The rod holders now drain through the hull into the bilge. If you want some good info on the triumph you can go to www.triumphowners.net where you can find specific info on all models. The triumph family is a good one and there service dept is knowledgeable and helpfull if you ever have a question or problem. Im not trying to sell you on triumph's alone, do youre research, figure out youre needs and then find the best value in youre price range.


----------



## bottomrig (Sep 29, 2005)

Thanks to all for the informative comments. I will make the choice this weekend.

Bottomrig


----------



## Kajun (Jul 13, 2003)

bottomrig.. visit www.thehulltruth.com ...the place is full of boating experts....just do a search on triumphs....sea fox is not definetly not liked on there...

also take a look at the 17ft(17.9) cape horn (offshore series) they are unsinkable and built like tanks http://www.capehornboats.com/boat17.htm


----------



## RACN35 (Oct 17, 2004)

well then combatcatcher 
you own the perfect bay boat in my opinion then !! kajun..........hows that force motor ?


----------



## Dae (Jun 25, 2002)

I don't know about Sea King, but from the other two, I'd say get the Triumph. I looked at Sea Fox a few years ago and it and it only took walking on the deck to know it didn't compare to other boats I had seen.

- Dae


----------



## JerryB (May 15, 2003)

combatcatcher said:


> cruise around 35 while only burning about 1 1/2 gallon an hour.
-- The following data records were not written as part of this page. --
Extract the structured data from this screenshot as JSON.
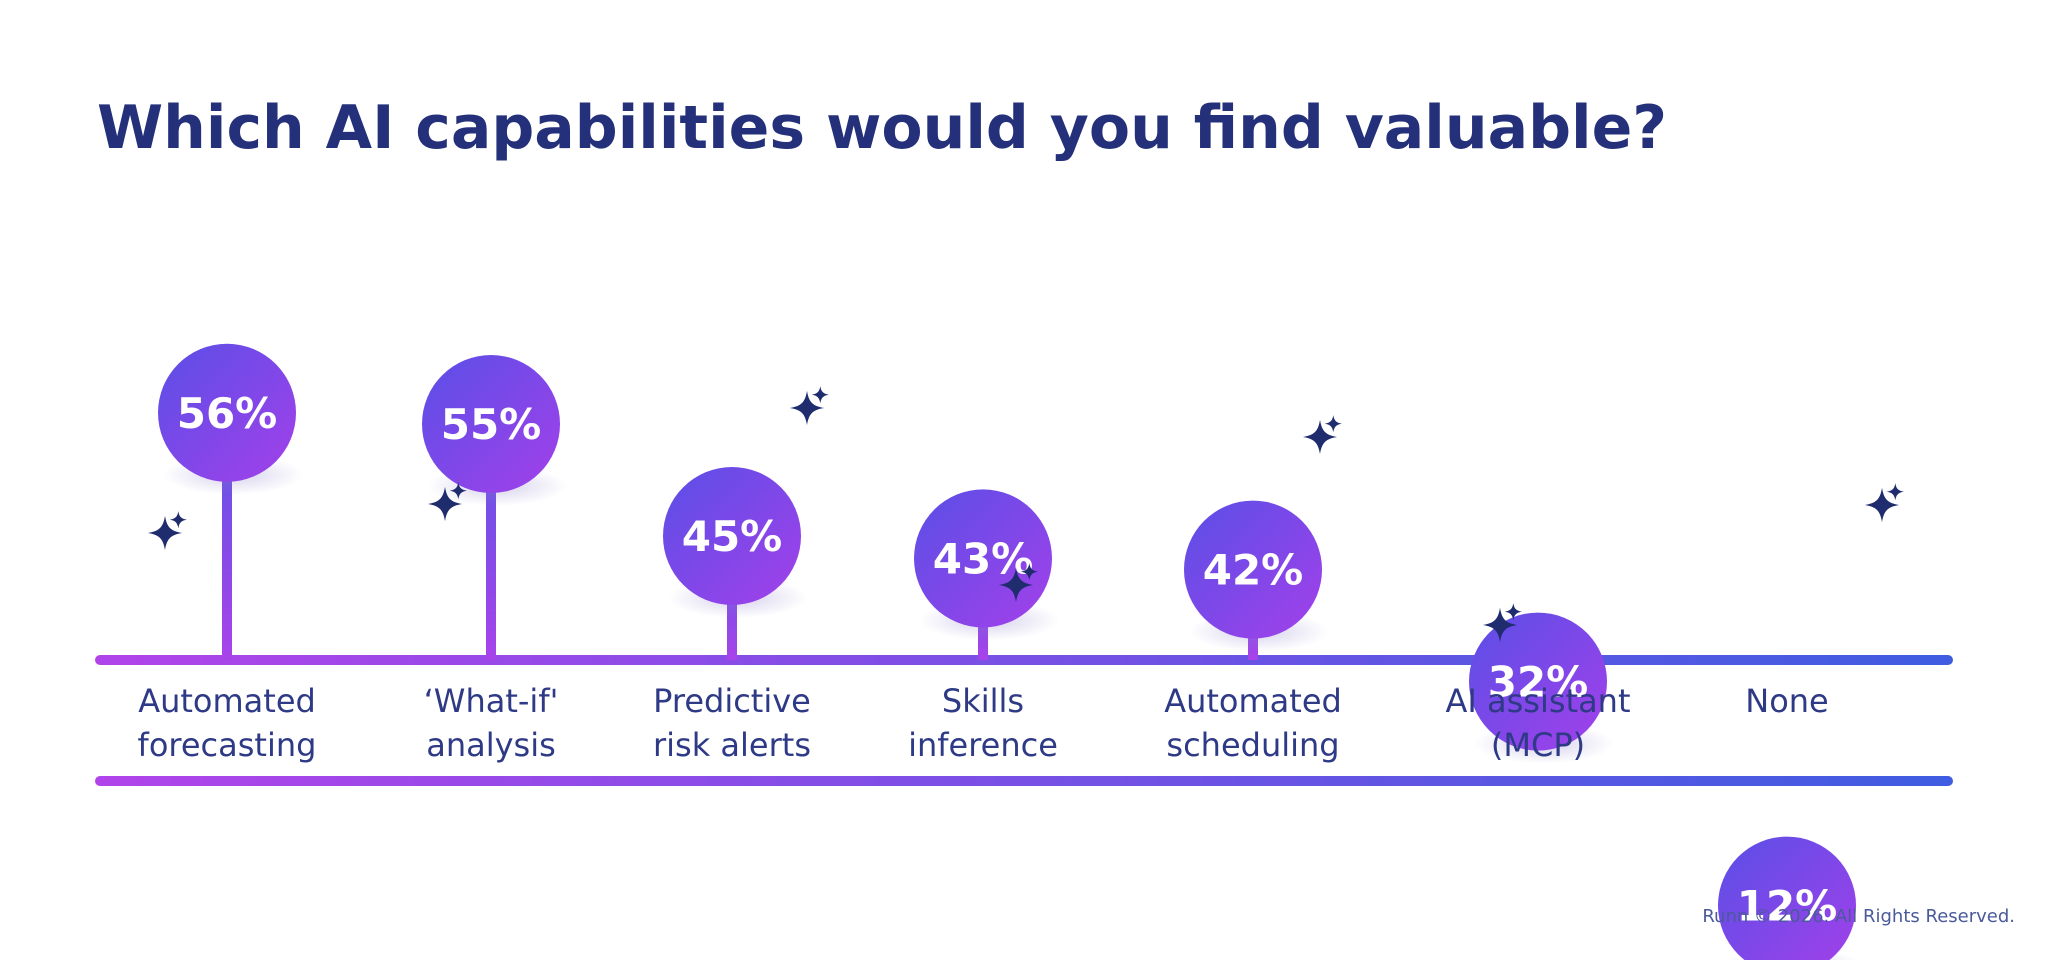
{
  "colors": {
    "title": "#24317a",
    "label": "#2e3a86",
    "footer": "#4a5a9a",
    "bubble_start": "#5a4fe6",
    "bubble_end": "#a340ea",
    "line_start": "#b044ea",
    "line_end": "#3f5ce0",
    "sparkle": "#1f2c6e"
  },
  "chart_data": {
    "type": "bar",
    "title": "Which AI capabilities would you find valuable?",
    "categories": [
      [
        "Automated",
        "forecasting"
      ],
      [
        "‘What-if'",
        "analysis"
      ],
      [
        "Predictive",
        "risk alerts"
      ],
      [
        "Skills",
        "inference"
      ],
      [
        "Automated",
        "scheduling"
      ],
      [
        "AI assistant",
        "(MCP)"
      ],
      [
        "None"
      ]
    ],
    "values": [
      56,
      55,
      45,
      43,
      42,
      32,
      12
    ],
    "value_labels": [
      "56%",
      "55%",
      "45%",
      "43%",
      "42%",
      "32%",
      "12%"
    ],
    "unit": "%",
    "ylim": [
      0,
      100
    ],
    "grid": false,
    "legend": "none"
  },
  "footer": "Runn © 2026. All Rights Reserved.",
  "decorations": {
    "sparkle_icon": "sparkle-icon"
  }
}
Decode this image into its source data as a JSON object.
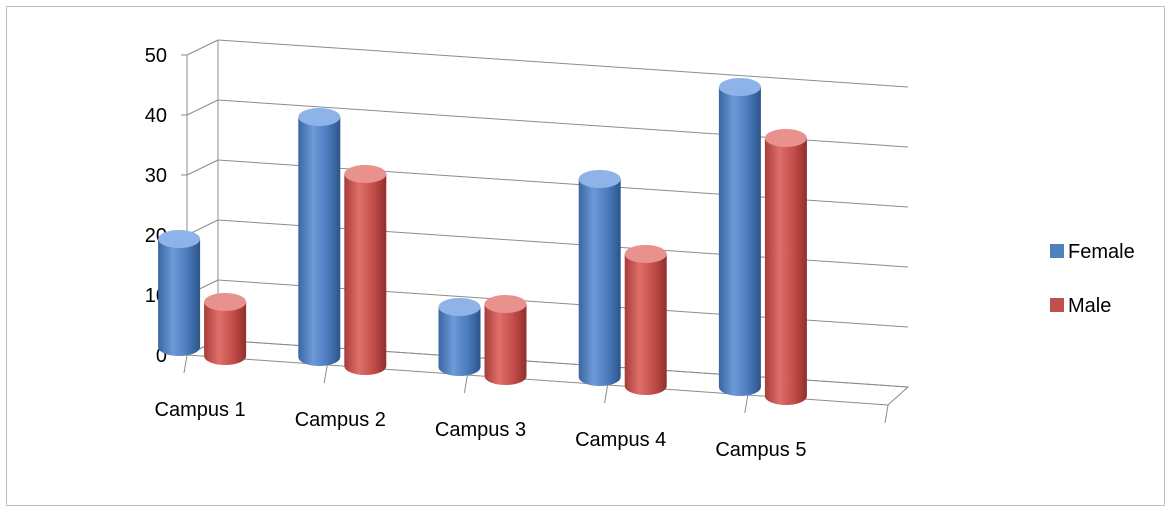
{
  "chart_data": {
    "type": "bar",
    "subtype": "3d-cylinder",
    "categories": [
      "Campus 1",
      "Campus 2",
      "Campus 3",
      "Campus 4",
      "Campus 5"
    ],
    "series": [
      {
        "name": "Female",
        "values": [
          18,
          40,
          10,
          33,
          50
        ],
        "color": "#4f81bd"
      },
      {
        "name": "Male",
        "values": [
          9,
          32,
          12,
          22,
          43
        ],
        "color": "#c0504d"
      }
    ],
    "ylim": [
      0,
      50
    ],
    "yticks": [
      "0",
      "10",
      "20",
      "30",
      "40",
      "50"
    ],
    "grid": true,
    "legend_position": "right"
  }
}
I think combatcatcher must have made a typo on that one, i have never heard of any boat the cruises at 35 mph and is only burning 1 1/2 GPH. my guess would be 11 1/2 GPH would be about right. 

cheers
jerry


----------



## Kajun (Jul 13, 2003)

RACN35 said:


> kajun..........hows that force motor ?


runs like a champ now ...changed some electrical parts ..sounds like a new engine.


----------



## RACN35 (Oct 17, 2004)

GREAT !! when you gonna go catch a fish ? i am going out tomorro - going to hit the CLT to check on the spade population and then drift the CBBT for a flattie or 6,tag a drum on the shoals, and bring home two striped ones for the neighbor lady !


----------



## Kajun (Jul 13, 2003)

i got some other small maintence stuff i need to do that i put off in case i couldnt fix my motor..but i hope to be fishing by the weekend...good luck on the spades.


----------



## RACN35 (Oct 17, 2004)

all depends on the winds - when your ready do go on the james alone !! take me with ya !! (i got a brand new gill net and license too)


----------



## Kajun (Jul 13, 2003)

sounds like a plan.. but i'm leaving again in 2 weeks for RIMPAC..i'll be back aug 5th save me some flounder!


----------